Friar, alchemist sun worshipper, denizen of the crypt
The Scenario: Friar is in league with Nurse, Juliet’s longtime caregiver. They work together using Romeo as bait to lure in the virgin Juliet, in order to bury her alive as an ancient Vestal Virgin for transgressing her vow of chastity. For the denouement, Shakespeare triples the dark fun- three young people lie in pools of blood in a crypt, one murdered, two suicides, a scene any horror story would envy. Romeo and Juliet ais a horror story. The evidence is right there in the text of the play. Let’s have a look.
Act 1 Scene 1
Raunchy sexual slang and sexual imagery linked to violence and death start the play immediately with the very first lines and then permeates the entire play almost non-stop. How full of love and romance is that? Act I Scene I opens with two young members of the Capulet clan gleefully discussing rape. This followed by a violent interaction with the Montague clan. This conflation of sex and violence continues throughout the play until the gruesome ending. Sex = violence = death = sex. It’s right there on the very surface of the play. Somehow, and astonishingly so, the play is thought to be romantic and appropriate for children. I’ll explain how that works below. The true meaning is masterfully veiled. The playwright is devious, underhanded, manipulative and mocking in the extreme, no doubt bringing a hearty chuckle to those in the know.

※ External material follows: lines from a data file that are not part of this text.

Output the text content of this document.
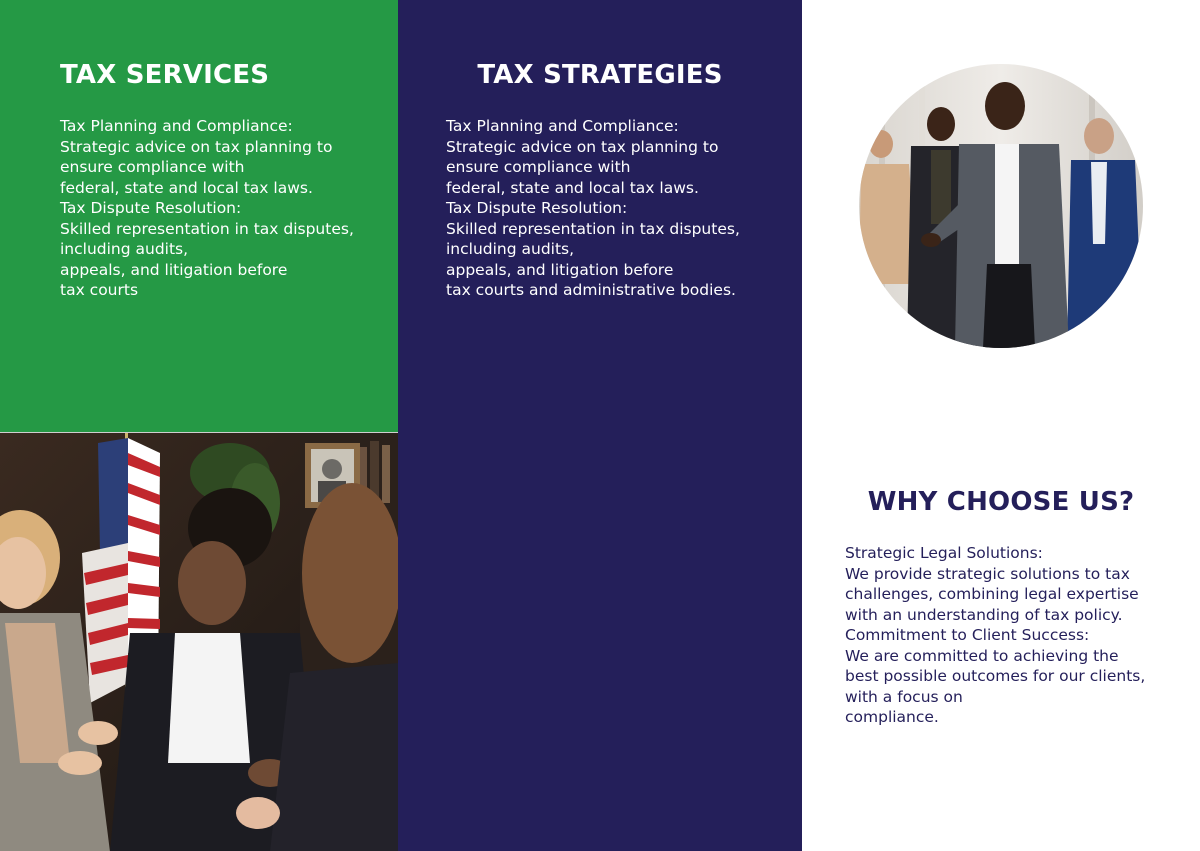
TAX SERVICES
Tax Planning and Compliance:
Strategic advice on tax planning to
ensure compliance with
federal, state and local tax laws.
Tax Dispute Resolution:
Skilled representation in tax disputes,
including audits,
appeals, and litigation before
tax courts
TAX STRATEGIES
Tax Planning and Compliance:
Strategic advice on tax planning to
ensure compliance with
federal, state and local tax laws.
Tax Dispute Resolution:
Skilled representation in tax disputes,
including audits,
appeals, and litigation before
tax courts and administrative bodies.
WHY CHOOSE US?
Strategic Legal Solutions:
We provide strategic solutions to tax
challenges, combining legal expertise
with an understanding of tax policy.
Commitment to Client Success:
We are committed to achieving the
best possible outcomes for our clients,
with a focus on
compliance.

The dialogue needs to be read, as it flies by on stage or screen, and in modern productions a lot of dialogue is usually cut.
The Details
The sun is referred to as a god eight times in the play, the first time in the first act, where the sun is called the “worshipped sun”. The sun is referenced 19 times overall, the moon 5 times and Diana, as goddess of the moon, is mentioned twice. There is an insistent motif of the interplay of light and dark which has been pointed out by many critics. Romeo and Juliet, by word and deed, choose darkness and the night. For them this does not bode well, and becomes the source of their punishment.